Christian Theologian 101: Beware Ambition
There is a wonderful but oft overlooked verse in 1 Thessalonians. Paul writes, “Aspire to live quietly, and to mind your own affairs” (1 Thessalonians 4:11). But our day and age, this cultural moment of broadcasting every thought online, is anything but quiet. Furthermore, we associate quiet with unexciting. It’s boring. Ordinary. Honestly, who makes it their ambition—their aspiration—to go unnoticed? Who chooses a quiet life?
Unfortunately, this zeitgeist haunts theological colleges and studies. As we enter into and carry out theological studies we’re exhorted towards excellence—especially those who’re academically gifted. Thus mixed up with one’s training for ministry is often the hope of something greater: recognition and renown. Instead of aspiring to live and study quietly the theological student aims higher.
So, linked with pride and intellectual lust, the Christian theologian must wrestle with ambition. Though I can’t exactly prove it, my thesis is that this ambition becomes evident in an imbalanced life.
I’m not suggesting that hard work or excellence are bad things. After all, Paul does go on to say believers must labour (1 Thessalonians 4:11), which is a theme throughout the epistle. However an unhealthy balance between study and leading an quiet life is very likely an indication of unhealthy ambition.

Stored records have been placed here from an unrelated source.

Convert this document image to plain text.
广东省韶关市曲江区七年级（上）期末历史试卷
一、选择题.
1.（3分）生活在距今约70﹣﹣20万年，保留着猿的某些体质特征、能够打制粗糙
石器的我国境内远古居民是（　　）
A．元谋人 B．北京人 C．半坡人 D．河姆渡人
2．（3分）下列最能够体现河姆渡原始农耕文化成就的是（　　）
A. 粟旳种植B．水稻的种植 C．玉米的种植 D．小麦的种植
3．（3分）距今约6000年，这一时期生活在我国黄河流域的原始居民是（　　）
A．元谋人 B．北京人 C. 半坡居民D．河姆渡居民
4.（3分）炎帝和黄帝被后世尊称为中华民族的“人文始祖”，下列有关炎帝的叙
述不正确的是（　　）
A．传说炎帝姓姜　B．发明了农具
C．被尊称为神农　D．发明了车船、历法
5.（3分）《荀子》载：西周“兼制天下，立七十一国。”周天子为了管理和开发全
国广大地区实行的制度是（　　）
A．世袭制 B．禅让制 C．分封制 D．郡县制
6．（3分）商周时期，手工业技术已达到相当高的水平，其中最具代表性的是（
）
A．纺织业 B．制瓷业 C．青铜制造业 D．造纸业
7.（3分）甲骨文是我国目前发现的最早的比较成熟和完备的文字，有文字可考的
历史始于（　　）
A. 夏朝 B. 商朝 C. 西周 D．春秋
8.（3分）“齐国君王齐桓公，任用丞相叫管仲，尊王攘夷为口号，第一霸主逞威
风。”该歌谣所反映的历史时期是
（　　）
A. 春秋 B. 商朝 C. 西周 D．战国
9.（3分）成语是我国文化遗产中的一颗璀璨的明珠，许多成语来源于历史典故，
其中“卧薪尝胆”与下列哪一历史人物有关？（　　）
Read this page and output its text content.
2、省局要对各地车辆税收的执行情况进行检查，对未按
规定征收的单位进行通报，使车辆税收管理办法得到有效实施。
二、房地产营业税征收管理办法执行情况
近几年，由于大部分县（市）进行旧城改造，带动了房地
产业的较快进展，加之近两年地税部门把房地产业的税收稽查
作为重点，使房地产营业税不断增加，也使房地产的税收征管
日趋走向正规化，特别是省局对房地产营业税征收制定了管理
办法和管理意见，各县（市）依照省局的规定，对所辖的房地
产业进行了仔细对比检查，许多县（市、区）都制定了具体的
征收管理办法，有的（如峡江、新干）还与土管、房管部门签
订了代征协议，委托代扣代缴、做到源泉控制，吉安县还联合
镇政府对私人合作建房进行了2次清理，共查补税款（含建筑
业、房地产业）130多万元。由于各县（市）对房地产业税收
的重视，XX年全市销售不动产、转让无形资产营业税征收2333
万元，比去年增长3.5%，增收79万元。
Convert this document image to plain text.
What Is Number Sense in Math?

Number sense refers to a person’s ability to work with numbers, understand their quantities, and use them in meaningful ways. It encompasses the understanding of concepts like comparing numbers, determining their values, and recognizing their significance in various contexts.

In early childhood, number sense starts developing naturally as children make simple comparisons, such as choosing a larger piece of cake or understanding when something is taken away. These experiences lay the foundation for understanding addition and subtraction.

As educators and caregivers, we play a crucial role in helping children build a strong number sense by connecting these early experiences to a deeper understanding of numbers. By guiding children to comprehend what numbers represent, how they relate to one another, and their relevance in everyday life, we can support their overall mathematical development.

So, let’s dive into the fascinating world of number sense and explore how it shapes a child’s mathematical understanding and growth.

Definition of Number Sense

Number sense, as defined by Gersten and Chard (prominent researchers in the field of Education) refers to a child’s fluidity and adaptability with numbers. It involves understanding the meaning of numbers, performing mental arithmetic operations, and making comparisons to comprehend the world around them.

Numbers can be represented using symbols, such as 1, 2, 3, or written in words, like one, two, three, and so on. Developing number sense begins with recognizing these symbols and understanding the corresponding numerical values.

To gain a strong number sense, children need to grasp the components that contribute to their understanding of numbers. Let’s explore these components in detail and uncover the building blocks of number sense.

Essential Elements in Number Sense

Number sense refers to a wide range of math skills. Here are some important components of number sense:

Blind Ambition In Shelley’s Frankenstein
Towards the end of one of the true literary masterpieces, Victor Frankenstein says, “When younger…I believed myself destined for some great enterprise. My feelings are profound, but I possessed a coolness of judgment that fitted me for illustrious achievements. This sentiment of the worth of my nature supported me when others would have been oppressed, for I deemed it criminal to throw away in useless grief those talents that might be useful to my fellow creatures.”
Anyone who’s read Frankenstein will know that it’s a tragedy. Victor Frankenstein masters all that he puts his mind towards, starting with alchemy and ending with the successful animation of a corpse. Starting out, Frankenstein knew he was “destined” for “illustrious achievements,” owing to vast “talents.” However, his abilities mutated his ambitions. For wile his initial aspirations were that he “might be useful to [his] fellow creatures,” the end of them was nothing but the death of loved ones and eventually self destruction.
Full of remorse, Frankenstein sees that he was blinded by his ambitions and aspirations—all too late. He says, “All my speculations and hopes are as nothing, and like the archangel who aspired to omnipotence, I am chained in an eternal hell. My imagination was vivid, yet my powers of analysis and application were intense; by the union of these qualities I conceived the idea and executed the creation of a man. Even now I cannot recollect without passion my reveries while the work was incomplete. I trod heaven in my thoughts, now exulting in my powers, now burning with the idea of their effects. From my infancy I was imbued with high hopes and a lofty ambition; but how am I sunk!”
An Appeal To Faithful Ambition
What makes those climactic reveries all the more tragic are the warnings that flashed along the way. One of those comes by the pen of his father. In the throes of his aspirations to create new life, Frankenstein corresponds less and less with his friends and family. This leads his father to rebuke him. Initially Frankenstein deems his father’s accusation of neglect unjust. Like all of us, Frankenstein’s instinctive reaction defensiveness. He denies any vice, fault, or blame. But this eventually gives way to realisation.
So he proposes a rule for all studies, “A human being in perfection ought always to preserve a calm and peaceful mind and never to allow passion or a transitory desire to disturb his tranquillity. I do not think that the pursuit of knowledge is an exception to this rule. If the study to which you apply yourself has a tendency to weaken your affections and to destroy your taste for those simple pleasures in which no alloy can possibly mix, then that study is certainly unlawful, that is to say, not befitting the human mind.”
This is remarkably close to Paul’s exhortation in 1 Thessalonians. Whatever our passion or pursuit—be it theological studies or otherwise—we “ought always to preserve a calm and peaceful mind.” Or, as the apostle put it, “Aspire to live quietly, and to mind your own affairs.” As Frankenstein says, our affections are far more important that our aspirations. Put another way, we should make the training of our affections for God the ambition of all theological studies. As I noted in collusion with Nietzsche, the simple pleasures of the theological task should always be prioritised over success and acclaim.
Choose The Balanced Life Over Brilliance
Frankenstein concludes that we should not pursue whatever interferes with our “domestic affections.” In other words, when our ambitions prevent us from aspiration to lead live quietly we should audit our aspirations rather than defend them. It would be a terrible thing to succeed at theology and fail at life, to excel in your studies and writing but forgetting your soul. Whatever your course marks, publications, and awards, they won’t earn you the title of “good and faithful servant.”